A key innovation of this work lies in the integration of DRO to explicitly capture the uncertainty characteristics of solar generation and demand behavior, avoiding over-optimistic or overly conservative scheduling. By combining DRO with reinforcement learning-assisted adaptive scheduling, the microgrid’s operational strategy dynamically evolves based on real-time environmental changes, ensuring flexibility even in the face of previously unseen conditions. Furthermore, the coordination between short-term battery storage and long-term hydrogen storage allows the system to manage both daily and seasonal energy imbalances, creating a dual-layer storage strategy that enhances cost-effectiveness and reliability simultaneously. DR further supports this flexibility by dynamically reshaping consumption profiles to better match renewable generation patterns, reducing reliance on carbon-intensive backup generation. The proposed framework offers valuable insights for future hybrid microgrid planning and operation, especially in scenarios involving high penetration of intermittent renewables and emerging advanced nuclear technologies such as SMRs. It also highlights the importance of integrating diverse flexibility resources, from advanced storage technologies to responsive loads, under a unified optimization platform. Future work could extend this framework to consider additional cyber-physical security constraints, life-cycle cost modeling for storage systems, and extended multi-energy coupling (e.g., heat and gas networks), further enhancing its applicability to real-world multi-energy systems under the global push toward carbon neutrality and energy transition.

Beyond the contributions demonstrated in this study, several promising extensions can be envisioned to further enhance the applicability of the proposed framework. One important direction is the integration of cyber-physical security modeling. As microgrids become increasingly digitalized and interconnected, they are exposed to vulnerabilities such as false data injection, denial-of-service, and coordinated cyberattacks. Extending the current optimization architecture to account for adversarial scenarios could involve embedding resilience constraints and security-aware control policies within the multi-layered DRO–RL structure, thereby enabling the microgrid to maintain stable operation even under cyber threats.

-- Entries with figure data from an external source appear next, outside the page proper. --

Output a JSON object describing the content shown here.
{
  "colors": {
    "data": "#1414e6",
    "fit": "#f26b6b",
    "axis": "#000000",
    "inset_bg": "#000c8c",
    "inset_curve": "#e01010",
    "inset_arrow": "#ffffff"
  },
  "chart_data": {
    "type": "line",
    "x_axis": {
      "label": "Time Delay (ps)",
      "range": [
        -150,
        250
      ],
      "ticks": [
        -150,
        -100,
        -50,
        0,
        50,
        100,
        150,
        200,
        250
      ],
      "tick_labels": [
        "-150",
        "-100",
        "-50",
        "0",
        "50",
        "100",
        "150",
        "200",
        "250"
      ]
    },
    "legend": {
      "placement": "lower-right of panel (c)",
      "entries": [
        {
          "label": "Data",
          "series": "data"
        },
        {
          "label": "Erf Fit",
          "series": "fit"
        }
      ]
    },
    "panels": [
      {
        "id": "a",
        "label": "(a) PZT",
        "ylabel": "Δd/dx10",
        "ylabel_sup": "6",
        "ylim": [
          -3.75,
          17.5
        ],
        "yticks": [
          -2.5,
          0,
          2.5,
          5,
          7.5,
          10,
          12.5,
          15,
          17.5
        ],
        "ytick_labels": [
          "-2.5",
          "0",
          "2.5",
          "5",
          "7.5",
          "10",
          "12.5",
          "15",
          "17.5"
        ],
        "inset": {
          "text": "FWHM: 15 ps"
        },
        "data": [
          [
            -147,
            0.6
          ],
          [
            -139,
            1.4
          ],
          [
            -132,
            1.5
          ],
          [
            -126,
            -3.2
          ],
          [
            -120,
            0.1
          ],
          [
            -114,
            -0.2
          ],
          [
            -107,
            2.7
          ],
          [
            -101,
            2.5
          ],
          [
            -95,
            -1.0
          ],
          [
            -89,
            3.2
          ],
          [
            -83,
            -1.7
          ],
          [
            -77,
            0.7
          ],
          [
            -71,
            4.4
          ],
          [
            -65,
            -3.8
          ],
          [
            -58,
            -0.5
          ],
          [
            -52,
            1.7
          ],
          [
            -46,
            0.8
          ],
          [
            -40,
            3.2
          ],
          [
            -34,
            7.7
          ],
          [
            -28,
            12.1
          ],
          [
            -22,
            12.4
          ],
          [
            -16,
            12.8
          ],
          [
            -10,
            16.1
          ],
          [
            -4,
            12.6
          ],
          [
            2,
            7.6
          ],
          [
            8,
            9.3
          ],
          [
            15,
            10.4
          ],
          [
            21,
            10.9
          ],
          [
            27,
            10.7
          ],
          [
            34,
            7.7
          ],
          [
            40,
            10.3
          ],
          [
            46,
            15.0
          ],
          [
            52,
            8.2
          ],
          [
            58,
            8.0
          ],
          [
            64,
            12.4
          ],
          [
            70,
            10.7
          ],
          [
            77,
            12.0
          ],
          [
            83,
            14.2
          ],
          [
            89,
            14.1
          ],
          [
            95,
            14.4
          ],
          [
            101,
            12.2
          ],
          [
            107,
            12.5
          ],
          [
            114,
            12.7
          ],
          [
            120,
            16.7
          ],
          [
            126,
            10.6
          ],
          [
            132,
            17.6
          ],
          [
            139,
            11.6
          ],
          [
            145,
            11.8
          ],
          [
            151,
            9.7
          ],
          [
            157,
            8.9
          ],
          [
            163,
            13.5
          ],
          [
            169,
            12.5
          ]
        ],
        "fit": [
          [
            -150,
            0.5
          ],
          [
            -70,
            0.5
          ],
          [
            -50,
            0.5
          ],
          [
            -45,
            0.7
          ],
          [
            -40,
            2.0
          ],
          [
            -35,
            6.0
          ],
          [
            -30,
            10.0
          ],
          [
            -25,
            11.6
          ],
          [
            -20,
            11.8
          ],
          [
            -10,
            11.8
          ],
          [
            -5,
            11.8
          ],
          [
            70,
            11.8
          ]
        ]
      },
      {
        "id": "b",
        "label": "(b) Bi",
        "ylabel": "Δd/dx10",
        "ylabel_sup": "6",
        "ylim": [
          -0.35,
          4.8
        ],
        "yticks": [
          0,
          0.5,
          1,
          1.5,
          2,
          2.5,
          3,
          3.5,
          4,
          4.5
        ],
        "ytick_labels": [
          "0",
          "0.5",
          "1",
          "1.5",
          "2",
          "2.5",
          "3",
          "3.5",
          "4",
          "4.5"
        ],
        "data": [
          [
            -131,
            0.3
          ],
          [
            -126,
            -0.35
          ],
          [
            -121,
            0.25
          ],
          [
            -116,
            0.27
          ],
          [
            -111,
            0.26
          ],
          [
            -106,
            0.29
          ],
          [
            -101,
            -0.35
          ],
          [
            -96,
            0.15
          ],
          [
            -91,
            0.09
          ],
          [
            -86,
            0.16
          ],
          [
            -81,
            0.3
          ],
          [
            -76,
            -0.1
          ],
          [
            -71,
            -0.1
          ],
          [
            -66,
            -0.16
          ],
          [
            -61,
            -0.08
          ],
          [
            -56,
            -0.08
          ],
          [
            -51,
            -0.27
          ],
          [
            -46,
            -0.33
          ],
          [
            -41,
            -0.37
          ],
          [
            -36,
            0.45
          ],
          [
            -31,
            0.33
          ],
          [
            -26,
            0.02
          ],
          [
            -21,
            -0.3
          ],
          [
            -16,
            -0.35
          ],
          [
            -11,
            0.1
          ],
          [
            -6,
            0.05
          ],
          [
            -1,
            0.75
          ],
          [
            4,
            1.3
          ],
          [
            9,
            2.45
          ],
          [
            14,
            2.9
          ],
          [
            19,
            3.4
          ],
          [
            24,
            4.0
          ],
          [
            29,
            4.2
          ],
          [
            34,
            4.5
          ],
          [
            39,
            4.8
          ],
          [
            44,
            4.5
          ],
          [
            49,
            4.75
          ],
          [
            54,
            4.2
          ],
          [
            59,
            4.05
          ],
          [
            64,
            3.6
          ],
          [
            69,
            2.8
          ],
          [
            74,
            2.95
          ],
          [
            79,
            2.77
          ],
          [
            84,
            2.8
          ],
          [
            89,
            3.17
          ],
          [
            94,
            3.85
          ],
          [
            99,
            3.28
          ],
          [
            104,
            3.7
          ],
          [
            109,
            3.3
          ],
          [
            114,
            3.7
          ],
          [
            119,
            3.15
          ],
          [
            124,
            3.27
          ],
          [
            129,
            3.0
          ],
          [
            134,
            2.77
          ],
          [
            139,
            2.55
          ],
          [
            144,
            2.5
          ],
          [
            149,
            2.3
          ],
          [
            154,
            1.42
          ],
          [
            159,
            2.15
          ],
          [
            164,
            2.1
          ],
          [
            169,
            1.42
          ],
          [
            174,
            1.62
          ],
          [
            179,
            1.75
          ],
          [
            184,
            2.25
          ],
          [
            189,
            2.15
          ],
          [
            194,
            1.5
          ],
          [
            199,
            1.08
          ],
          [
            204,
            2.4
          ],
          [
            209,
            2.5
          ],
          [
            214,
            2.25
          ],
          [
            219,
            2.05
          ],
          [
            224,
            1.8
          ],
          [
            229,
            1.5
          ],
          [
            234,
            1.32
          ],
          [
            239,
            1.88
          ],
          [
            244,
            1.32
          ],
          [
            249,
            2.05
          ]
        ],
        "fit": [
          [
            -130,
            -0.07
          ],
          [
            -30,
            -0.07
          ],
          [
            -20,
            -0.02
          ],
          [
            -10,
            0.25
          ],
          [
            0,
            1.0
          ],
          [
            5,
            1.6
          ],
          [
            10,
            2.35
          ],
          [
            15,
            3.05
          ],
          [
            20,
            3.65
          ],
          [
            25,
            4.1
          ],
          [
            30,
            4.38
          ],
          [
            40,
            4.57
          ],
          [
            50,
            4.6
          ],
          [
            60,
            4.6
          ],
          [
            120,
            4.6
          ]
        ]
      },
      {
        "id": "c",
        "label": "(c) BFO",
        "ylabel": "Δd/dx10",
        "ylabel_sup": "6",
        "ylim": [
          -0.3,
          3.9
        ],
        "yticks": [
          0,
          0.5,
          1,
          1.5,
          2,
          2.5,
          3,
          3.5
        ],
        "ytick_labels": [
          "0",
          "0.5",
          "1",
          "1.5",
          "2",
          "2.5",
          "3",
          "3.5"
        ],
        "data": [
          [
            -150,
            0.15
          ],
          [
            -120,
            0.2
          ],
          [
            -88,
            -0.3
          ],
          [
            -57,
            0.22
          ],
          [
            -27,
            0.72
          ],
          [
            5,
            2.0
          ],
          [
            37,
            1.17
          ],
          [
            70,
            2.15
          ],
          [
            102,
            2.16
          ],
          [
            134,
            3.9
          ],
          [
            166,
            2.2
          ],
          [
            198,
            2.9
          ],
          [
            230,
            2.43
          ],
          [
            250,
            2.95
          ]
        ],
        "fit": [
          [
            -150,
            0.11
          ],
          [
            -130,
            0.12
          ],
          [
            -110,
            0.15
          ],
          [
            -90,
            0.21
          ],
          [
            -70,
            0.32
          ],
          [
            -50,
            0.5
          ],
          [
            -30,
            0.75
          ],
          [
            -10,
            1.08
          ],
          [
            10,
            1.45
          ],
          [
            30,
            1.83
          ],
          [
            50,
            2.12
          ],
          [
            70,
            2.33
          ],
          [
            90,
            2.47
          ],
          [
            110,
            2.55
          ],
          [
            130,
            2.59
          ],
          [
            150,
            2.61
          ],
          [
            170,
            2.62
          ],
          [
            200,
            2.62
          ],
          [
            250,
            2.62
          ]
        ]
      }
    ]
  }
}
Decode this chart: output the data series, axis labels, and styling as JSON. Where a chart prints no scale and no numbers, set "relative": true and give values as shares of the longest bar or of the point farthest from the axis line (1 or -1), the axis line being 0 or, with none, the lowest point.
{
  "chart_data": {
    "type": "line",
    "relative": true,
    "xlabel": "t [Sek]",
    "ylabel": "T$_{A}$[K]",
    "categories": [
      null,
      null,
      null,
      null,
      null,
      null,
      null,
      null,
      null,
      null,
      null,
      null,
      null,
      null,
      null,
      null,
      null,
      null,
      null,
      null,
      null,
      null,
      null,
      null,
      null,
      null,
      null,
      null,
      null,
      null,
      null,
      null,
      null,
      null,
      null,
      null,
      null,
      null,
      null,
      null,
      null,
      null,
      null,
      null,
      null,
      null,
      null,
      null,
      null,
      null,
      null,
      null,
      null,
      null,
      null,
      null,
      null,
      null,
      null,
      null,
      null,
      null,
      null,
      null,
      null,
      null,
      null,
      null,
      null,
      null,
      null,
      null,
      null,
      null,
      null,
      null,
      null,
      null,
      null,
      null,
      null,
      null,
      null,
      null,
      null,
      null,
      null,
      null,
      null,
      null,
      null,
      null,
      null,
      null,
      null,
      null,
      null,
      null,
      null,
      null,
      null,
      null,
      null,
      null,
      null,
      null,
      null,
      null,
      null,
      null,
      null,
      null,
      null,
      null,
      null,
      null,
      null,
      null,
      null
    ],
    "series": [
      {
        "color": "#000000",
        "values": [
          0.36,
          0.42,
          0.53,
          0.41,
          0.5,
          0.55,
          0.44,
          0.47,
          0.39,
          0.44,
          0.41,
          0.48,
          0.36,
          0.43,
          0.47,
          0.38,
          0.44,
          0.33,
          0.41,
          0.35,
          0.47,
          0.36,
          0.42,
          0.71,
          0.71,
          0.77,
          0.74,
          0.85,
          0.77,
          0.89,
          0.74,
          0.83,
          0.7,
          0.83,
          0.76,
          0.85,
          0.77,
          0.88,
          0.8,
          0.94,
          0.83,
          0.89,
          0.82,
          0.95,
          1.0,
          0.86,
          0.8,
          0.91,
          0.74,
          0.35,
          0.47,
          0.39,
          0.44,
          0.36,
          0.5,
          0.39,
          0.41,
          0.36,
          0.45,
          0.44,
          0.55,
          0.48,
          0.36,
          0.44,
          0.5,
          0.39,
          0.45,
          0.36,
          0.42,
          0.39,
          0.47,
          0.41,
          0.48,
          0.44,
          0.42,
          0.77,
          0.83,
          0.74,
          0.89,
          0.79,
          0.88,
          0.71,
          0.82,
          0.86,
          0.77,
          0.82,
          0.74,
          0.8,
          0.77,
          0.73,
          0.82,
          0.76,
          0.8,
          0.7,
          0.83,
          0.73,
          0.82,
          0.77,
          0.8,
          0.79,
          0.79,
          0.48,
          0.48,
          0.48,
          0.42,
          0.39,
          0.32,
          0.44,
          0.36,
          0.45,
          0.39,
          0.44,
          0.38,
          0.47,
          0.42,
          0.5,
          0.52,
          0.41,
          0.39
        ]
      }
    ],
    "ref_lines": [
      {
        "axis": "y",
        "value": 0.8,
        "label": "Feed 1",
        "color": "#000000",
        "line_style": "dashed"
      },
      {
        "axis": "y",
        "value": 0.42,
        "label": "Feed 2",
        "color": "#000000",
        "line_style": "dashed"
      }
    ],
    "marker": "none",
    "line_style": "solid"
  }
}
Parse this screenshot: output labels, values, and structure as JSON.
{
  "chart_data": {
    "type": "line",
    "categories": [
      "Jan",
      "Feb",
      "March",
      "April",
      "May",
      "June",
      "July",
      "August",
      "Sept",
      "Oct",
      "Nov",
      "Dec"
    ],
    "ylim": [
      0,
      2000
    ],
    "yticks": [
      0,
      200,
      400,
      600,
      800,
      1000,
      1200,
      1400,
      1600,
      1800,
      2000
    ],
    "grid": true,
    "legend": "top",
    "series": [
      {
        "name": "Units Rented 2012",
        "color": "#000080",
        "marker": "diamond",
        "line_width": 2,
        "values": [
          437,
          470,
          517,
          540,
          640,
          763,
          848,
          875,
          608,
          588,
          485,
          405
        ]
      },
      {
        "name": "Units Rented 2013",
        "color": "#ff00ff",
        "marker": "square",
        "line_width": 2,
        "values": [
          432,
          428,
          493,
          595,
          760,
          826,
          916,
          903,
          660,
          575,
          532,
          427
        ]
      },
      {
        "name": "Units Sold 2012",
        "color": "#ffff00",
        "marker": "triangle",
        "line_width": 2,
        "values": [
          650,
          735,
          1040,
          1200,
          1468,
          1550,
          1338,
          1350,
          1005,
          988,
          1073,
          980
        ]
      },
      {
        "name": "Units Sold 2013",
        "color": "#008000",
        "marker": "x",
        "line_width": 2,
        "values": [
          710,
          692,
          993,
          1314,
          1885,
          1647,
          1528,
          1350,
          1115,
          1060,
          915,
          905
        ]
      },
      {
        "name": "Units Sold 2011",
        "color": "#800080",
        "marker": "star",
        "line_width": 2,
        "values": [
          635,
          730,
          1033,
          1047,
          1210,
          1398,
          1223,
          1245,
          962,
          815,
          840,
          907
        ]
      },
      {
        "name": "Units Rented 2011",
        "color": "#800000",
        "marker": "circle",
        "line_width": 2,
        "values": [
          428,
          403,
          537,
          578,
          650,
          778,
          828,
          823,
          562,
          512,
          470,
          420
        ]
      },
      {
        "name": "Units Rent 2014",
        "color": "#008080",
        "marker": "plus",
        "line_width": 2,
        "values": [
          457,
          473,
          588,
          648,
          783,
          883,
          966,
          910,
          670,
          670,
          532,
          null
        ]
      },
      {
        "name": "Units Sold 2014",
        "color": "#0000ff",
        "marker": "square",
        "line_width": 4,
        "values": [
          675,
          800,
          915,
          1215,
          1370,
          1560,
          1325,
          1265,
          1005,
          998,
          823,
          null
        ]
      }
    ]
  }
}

Another relevant extension is the incorporation of life-cycle cost analysis. While the present study primarily considers operational cost and emissions, long-term investment, maintenance, and replacement costs of nuclear, photovoltaic, and hydrogen storage components play a decisive role in the sustainability of hybrid microgrids. Coupling the operational optimization with life-cycle assessment models would provide decision-makers with a more holistic perspective, balancing short-term dispatch performance with long-term economic viability and environmental impact. Together, these directions highlight the adaptability of the proposed framework to address emerging challenges in security, reliability, and sustainability.